Post-process

Get Processor ID

Same as before, each processor first get its own ID number so that only one specific processor will run the post-process.

from optparse import OptionParser, Option, OptionValueError

def list_callback(option, opt, value, parser):
        setattr(parser.values, option.dest, value.split(','))

parser = OptionParser()
parser.add_option("-p", action="store", type="str", dest="proc_id")
(options, args) = parser.parse_args()
proc_id = str(options.proc_id)

Update checkpoint file

We will read the checkpoint_i_DONE.csv of each processor and write the tasks that have been done back into the master checkpoint file.

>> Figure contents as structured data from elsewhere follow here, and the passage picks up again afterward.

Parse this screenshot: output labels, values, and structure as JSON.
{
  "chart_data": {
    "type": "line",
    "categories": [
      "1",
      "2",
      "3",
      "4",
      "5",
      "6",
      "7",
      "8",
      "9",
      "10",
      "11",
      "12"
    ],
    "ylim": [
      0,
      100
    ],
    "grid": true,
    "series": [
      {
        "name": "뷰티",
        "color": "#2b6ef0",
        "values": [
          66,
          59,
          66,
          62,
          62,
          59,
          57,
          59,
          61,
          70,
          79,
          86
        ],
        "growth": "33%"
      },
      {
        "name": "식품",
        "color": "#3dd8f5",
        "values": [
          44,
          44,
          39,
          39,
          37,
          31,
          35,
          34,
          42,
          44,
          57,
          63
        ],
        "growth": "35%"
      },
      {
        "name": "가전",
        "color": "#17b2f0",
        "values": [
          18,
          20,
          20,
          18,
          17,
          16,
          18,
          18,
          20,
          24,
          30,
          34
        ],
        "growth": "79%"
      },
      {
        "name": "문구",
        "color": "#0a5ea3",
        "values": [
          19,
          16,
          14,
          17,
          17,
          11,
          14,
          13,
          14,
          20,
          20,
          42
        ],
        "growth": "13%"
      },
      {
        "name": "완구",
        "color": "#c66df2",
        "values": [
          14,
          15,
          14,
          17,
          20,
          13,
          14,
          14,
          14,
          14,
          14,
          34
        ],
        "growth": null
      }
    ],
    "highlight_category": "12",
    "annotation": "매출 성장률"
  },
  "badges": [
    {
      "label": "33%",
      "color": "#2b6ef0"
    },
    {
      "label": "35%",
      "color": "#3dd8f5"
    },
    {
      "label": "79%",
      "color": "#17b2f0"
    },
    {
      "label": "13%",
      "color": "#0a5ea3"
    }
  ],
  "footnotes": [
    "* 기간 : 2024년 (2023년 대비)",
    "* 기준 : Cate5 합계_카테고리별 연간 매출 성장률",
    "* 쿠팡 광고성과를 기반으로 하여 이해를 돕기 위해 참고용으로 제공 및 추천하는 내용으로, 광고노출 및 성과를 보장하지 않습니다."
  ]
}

The state of those tasks will be changed from False to True.

def update_checkpoint(file_path, processor_count):
    dict1 = {}
    dict2 = {}

    for i in range(processor_count):
        with open(file_path + "_Folder/checkpoint_" + str(i) + "_DONE.csv", "r", encoding="utf-8") as f:
            reader = csv.reader(f)
            names = [row for row in reader]
            del names[0]

            dict1.update({names[i][0]: "T" for i in range(len(names))})

    with open(file_path + "_Folder/checkpoint.csv", "r", encoding="utf-8") as f:
        reader = csv.reader(f)
        names = [row for row in reader]
        del names[0]
        dict2 = {names[i][0]: names[i][1] for i in range(len(names))}

    for j in dict1.keys() & dict2.keys():
        dict2[j] = "T"

    with open(file_path + '_Folder/checkpoint.csv', 'w') as f:
        writer = csv.writer(f)
        writer.writerow(["File Path", "state"])
        writer.writerows(dict2.items())

post_process.py

We run post_process.py on Processor #0 to update all the checkpoint files.

import csv
import sys
import os

processor_count = int(sys.argv[1])
directory = str(sys.argv[2])

def post_process(rootDir, processor_count):
    for lists in os.listdir(rootDir):
        if not lists.startswith("."):
            path = os.path.join(rootDir, lists)
            if os.path.splitext(lists)[-1] == '.pdf':
                file_path = os.path.splitext(path)[0]
                if os.path.exists(file_path + "_Folder"):
                    update_checkpoint(file_path, processor_count)
                    os.remove(path)
            if os.path.isdir(path) and not path.endswith("_Folder"):
                post_process(path, processor_count)
if proc_id == "0":
    post_process(directory + '_input', processor_count)